Boone the owner
Some OSU fans are upset this morning that I referred to Boone Pickens as the OSU “owner.” I don’t know why. I’ve done it before. And it is an accurate analogy.
OSU’s athletic department is modeled, by accident or design I don’t know, after a major-league franchise. The Cowboys have an owner who funds the operation. They have a general manager (athletic director) Mike Holder who runs the department and answers to the owner. Then they have all kinds of other employees, from marketing to linebacking, who do their jobs.
OSU fans want to know how that’s different from the Gaylords, who own the Oklahoman, giving money to OU athletics, which they have over the years in significant totals, though not as much as Pickens. Here’s the difference, and it applies to almost every other major benefactor I know of, although there could be exceptions.
No one else has immersed themselves in the decision-making like Pickens has at OSU. Pickens has his hand-picked man, Holder, in place as athletic director. He sits in on discussions about a variety of issues, from where to play games to how to deal with player discipline issues. That doesn’t happen with most big boosters, not that anyone else qualifies as booster in Pickens’ class. Not even Phil Knight, much less the Gaylords or Texas’ Tom Hicks or any other big donor, has drawn the national attention that Pickens has, because of his donations (over $200 million headed toward $300 million) and his involvement.
Pickens himself told this story in September. He said he was talking to Florida coach Urban Meyer and asked Meyer what Pickens personally could do, in addition to finances, to help the OSU football program. Meyer told Pickens to be at every game and let the team see him.
Interesting, I thought. I don’t know why Russell Okung and Dez Bryant would get a charge from seeing Pickens, but Urban Meyer thought so, and Pickens agreed with him. That’s why Pickens said he has made it a point to be at every game, home and road, and not be incognito.
That’s the prime example of the owner/team relationship in major-league sports. That’s why I call Pickens the OSU owner. And I’ve never said it’s a bad thing. I’ve always said that Pickens’ money is absolutely essential to OSU athletics, that without his donations, the Cowboys would be hard-pressed to compete with the schools they are asked to compete against.

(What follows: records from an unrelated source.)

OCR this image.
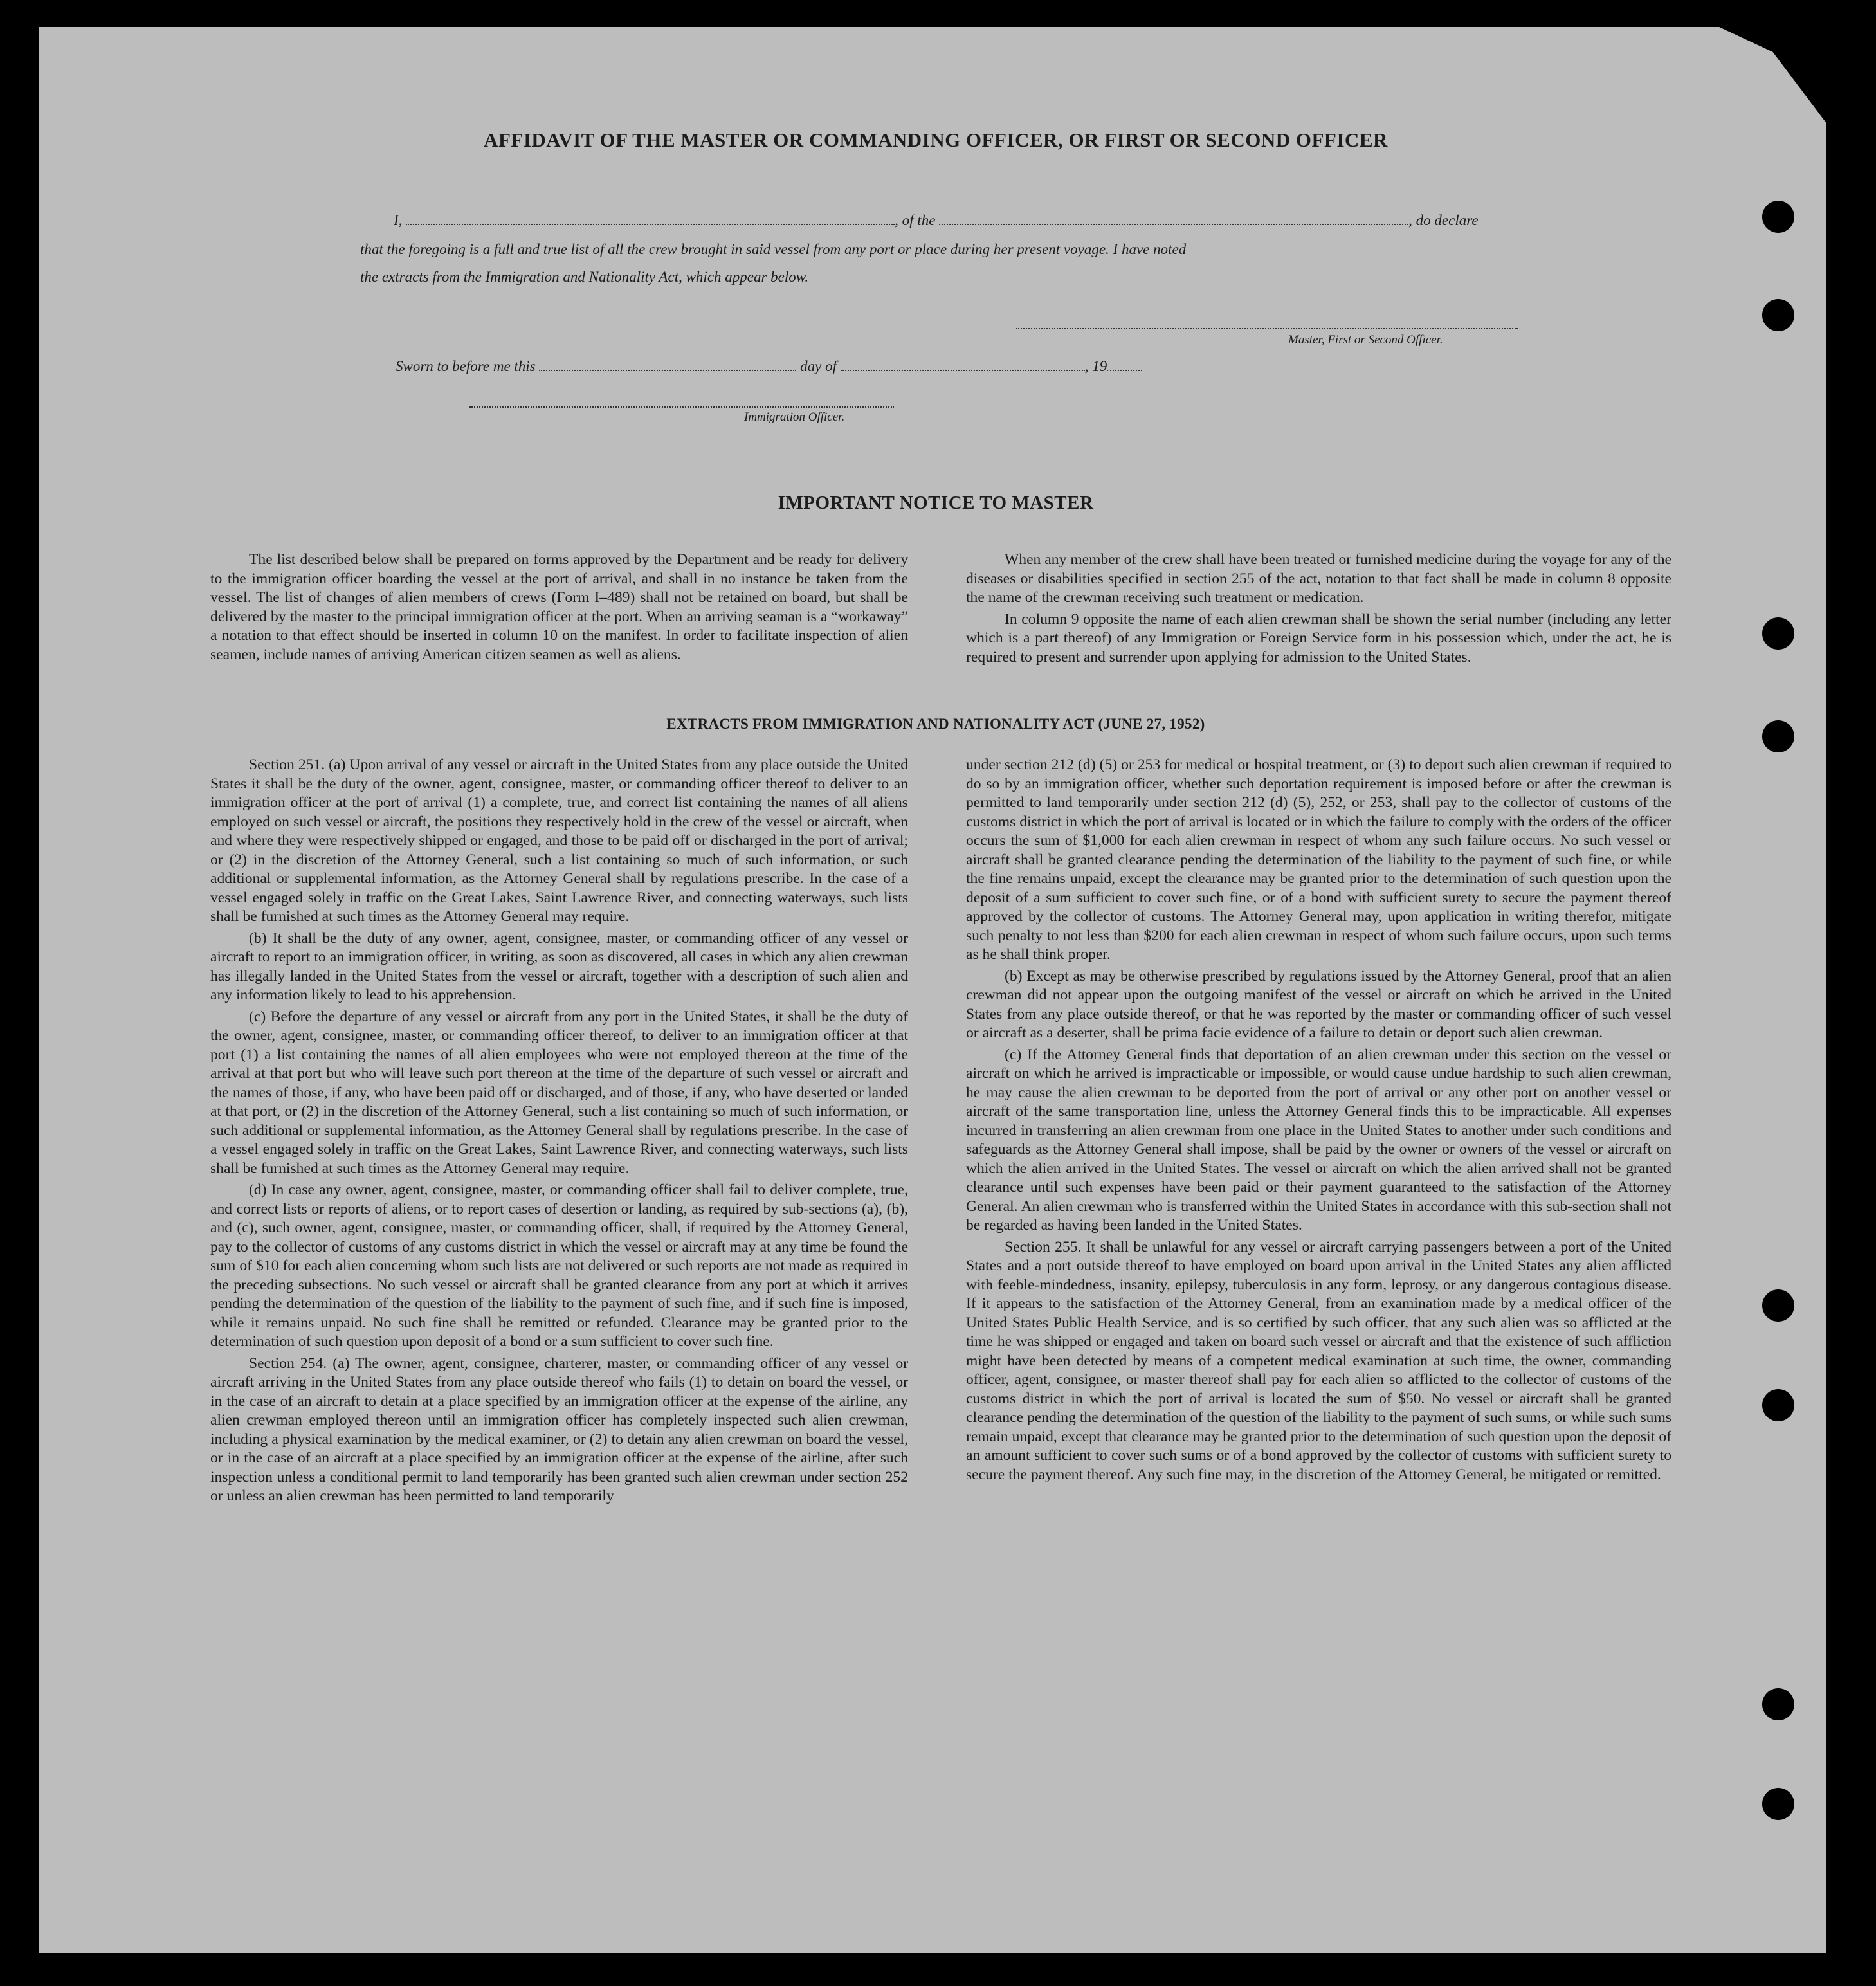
AFFIDAVIT OF THE MASTER OR COMMANDING OFFICER, OR FIRST OR SECOND OFFICER
I,	, of the	, do declare
that the foregoing is a full and true list of all the crew brought in said vessel from any port or place during her present voyage. I have noted
the extracts from the Immigration and Nationality Act, which appear below.
Master, First or Second Officer.
Sworn to before me this	day of	, 19
Immigration Officer.
IMPORTANT NOTICE TO MASTER

The list described below shall be prepared on forms approved by the Department and be ready for delivery to the immigration officer boarding the vessel at the port of arrival, and shall in no instance be taken from the vessel. The list of changes of alien members of crews (Form I–489) shall not be retained on board, but shall be delivered by the master to the principal immigration officer at the port. When an arriving seaman is a “workaway” a notation to that effect should be inserted in column 10 on the manifest. In order to facilitate inspection of alien seamen, include names of arriving American citizen seamen as well as aliens.

When any member of the crew shall have been treated or furnished medicine during the voyage for any of the diseases or disabilities specified in section 255 of the act, notation to that fact shall be made in column 8 opposite the name of the crewman receiving such treatment or medication.

In column 9 opposite the name of each alien crewman shall be shown the serial number (including any letter which is a part thereof) of any Immigration or Foreign Service form in his possession which, under the act, he is required to present and surrender upon applying for admission to the United States.

EXTRACTS FROM IMMIGRATION AND NATIONALITY ACT (JUNE 27, 1952)

Section 251. (a) Upon arrival of any vessel or aircraft in the United States from any place outside the United States it shall be the duty of the owner, agent, consignee, master, or commanding officer thereof to deliver to an immigration officer at the port of arrival (1) a complete, true, and correct list containing the names of all aliens employed on such vessel or aircraft, the positions they respectively hold in the crew of the vessel or aircraft, when and where they were respectively shipped or engaged, and those to be paid off or discharged in the port of arrival; or (2) in the discretion of the Attorney General, such a list containing so much of such information, or such additional or supplemental information, as the Attorney General shall by regulations prescribe. In the case of a vessel engaged solely in traffic on the Great Lakes, Saint Lawrence River, and connecting waterways, such lists shall be furnished at such times as the Attorney General may require.

(b) It shall be the duty of any owner, agent, consignee, master, or commanding officer of any vessel or aircraft to report to an immigration officer, in writing, as soon as discovered, all cases in which any alien crewman has illegally landed in the United States from the vessel or aircraft, together with a description of such alien and any information likely to lead to his apprehension.

(c) Before the departure of any vessel or aircraft from any port in the United States, it shall be the duty of the owner, agent, consignee, master, or commanding officer thereof, to deliver to an immigration officer at that port (1) a list containing the names of all alien employees who were not employed thereon at the time of the arrival at that port but who will leave such port thereon at the time of the departure of such vessel or aircraft and the names of those, if any, who have been paid off or discharged, and of those, if any, who have deserted or landed at that port, or (2) in the discretion of the Attorney General, such a list containing so much of such information, or such additional or supplemental information, as the Attorney General shall by regulations prescribe. In the case of a vessel engaged solely in traffic on the Great Lakes, Saint Lawrence River, and connecting waterways, such lists shall be furnished at such times as the Attorney General may require.

(d) In case any owner, agent, consignee, master, or commanding officer shall fail to deliver complete, true, and correct lists or reports of aliens, or to report cases of desertion or landing, as required by sub-sections (a), (b), and (c), such owner, agent, consignee, master, or commanding officer, shall, if required by the Attorney General, pay to the collector of customs of any customs district in which the vessel or aircraft may at any time be found the sum of $10 for each alien concerning whom such lists are not delivered or such reports are not made as required in the preceding subsections. No such vessel or aircraft shall be granted clearance from any port at which it arrives pending the determination of the question of the liability to the payment of such fine, and if such fine is imposed, while it remains unpaid. No such fine shall be remitted or refunded. Clearance may be granted prior to the determination of such question upon deposit of a bond or a sum sufficient to cover such fine.

Section 254. (a) The owner, agent, consignee, charterer, master, or commanding officer of any vessel or aircraft arriving in the United States from any place outside thereof who fails (1) to detain on board the vessel, or in the case of an aircraft to detain at a place specified by an immigration officer at the expense of the airline, any alien crewman employed thereon until an immigration officer has completely inspected such alien crewman, including a physical examination by the medical examiner, or (2) to detain any alien crewman on board the vessel, or in the case of an aircraft at a place specified by an immigration officer at the expense of the airline, after such inspection unless a conditional permit to land temporarily has been granted such alien crewman under section 252 or unless an alien crewman has been permitted to land temporarily

under section 212 (d) (5) or 253 for medical or hospital treatment, or (3) to deport such alien crewman if required to do so by an immigration officer, whether such deportation requirement is imposed before or after the crewman is permitted to land temporarily under section 212 (d) (5), 252, or 253, shall pay to the collector of customs of the customs district in which the port of arrival is located or in which the failure to comply with the orders of the officer occurs the sum of $1,000 for each alien crewman in respect of whom any such failure occurs. No such vessel or aircraft shall be granted clearance pending the determination of the liability to the payment of such fine, or while the fine remains unpaid, except the clearance may be granted prior to the determination of such question upon the deposit of a sum sufficient to cover such fine, or of a bond with sufficient surety to secure the payment thereof approved by the collector of customs. The Attorney General may, upon application in writing therefor, mitigate such penalty to not less than $200 for each alien crewman in respect of whom such failure occurs, upon such terms as he shall think proper.

(b) Except as may be otherwise prescribed by regulations issued by the Attorney General, proof that an alien crewman did not appear upon the outgoing manifest of the vessel or aircraft on which he arrived in the United States from any place outside thereof, or that he was reported by the master or commanding officer of such vessel or aircraft as a deserter, shall be prima facie evidence of a failure to detain or deport such alien crewman.

(c) If the Attorney General finds that deportation of an alien crewman under this section on the vessel or aircraft on which he arrived is impracticable or impossible, or would cause undue hardship to such alien crewman, he may cause the alien crewman to be deported from the port of arrival or any other port on another vessel or aircraft of the same transportation line, unless the Attorney General finds this to be impracticable. All expenses incurred in transferring an alien crewman from one place in the United States to another under such conditions and safeguards as the Attorney General shall impose, shall be paid by the owner or owners of the vessel or aircraft on which the alien arrived in the United States. The vessel or aircraft on which the alien arrived shall not be granted clearance until such expenses have been paid or their payment guaranteed to the satisfaction of the Attorney General. An alien crewman who is transferred within the United States in accordance with this sub-section shall not be regarded as having been landed in the United States.

Section 255. It shall be unlawful for any vessel or aircraft carrying passengers between a port of the United States and a port outside thereof to have employed on board upon arrival in the United States any alien afflicted with feeble-mindedness, insanity, epilepsy, tuberculosis in any form, leprosy, or any dangerous contagious disease. If it appears to the satisfaction of the Attorney General, from an examination made by a medical officer of the United States Public Health Service, and is so certified by such officer, that any such alien was so afflicted at the time he was shipped or engaged and taken on board such vessel or aircraft and that the existence of such affliction might have been detected by means of a competent medical examination at such time, the owner, commanding officer, agent, consignee, or master thereof shall pay for each alien so afflicted to the collector of customs of the customs district in which the port of arrival is located the sum of $50. No vessel or aircraft shall be granted clearance pending the determination of the question of the liability to the payment of such sums, or while such sums remain unpaid, except that clearance may be granted prior to the determination of such question upon the deposit of an amount sufficient to cover such sums or of a bond approved by the collector of customs with sufficient surety to secure the payment thereof. Any such fine may, in the discretion of the Attorney General, be mitigated or remitted.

Is that a little unseemly? No doubt. But this isn’t a perfect world. In a perfect world, Texas’ athletic budget wouldn’t be $70 million more than Iowa State’s. OU’s athletic budget wouldn’t be $30 million more than OSU’s. But the world’s not perfect. Big donations help to make for the uneven playing field, and Pickens’ donations help to level it back.
This is nothing new in academia. Some big donors want a say in how things are run on college campuses. The difference in Pickens is twofold: 1. It’s athletics, so the magnification is much brighter; and 2. His involvement is more comprehensive. To his credit, Pickens doesn’t hide his status.
He’s the owner. He’s proud of it. You might not like it, you might not like people pointing it out, but OSU really doesn’t have a better option.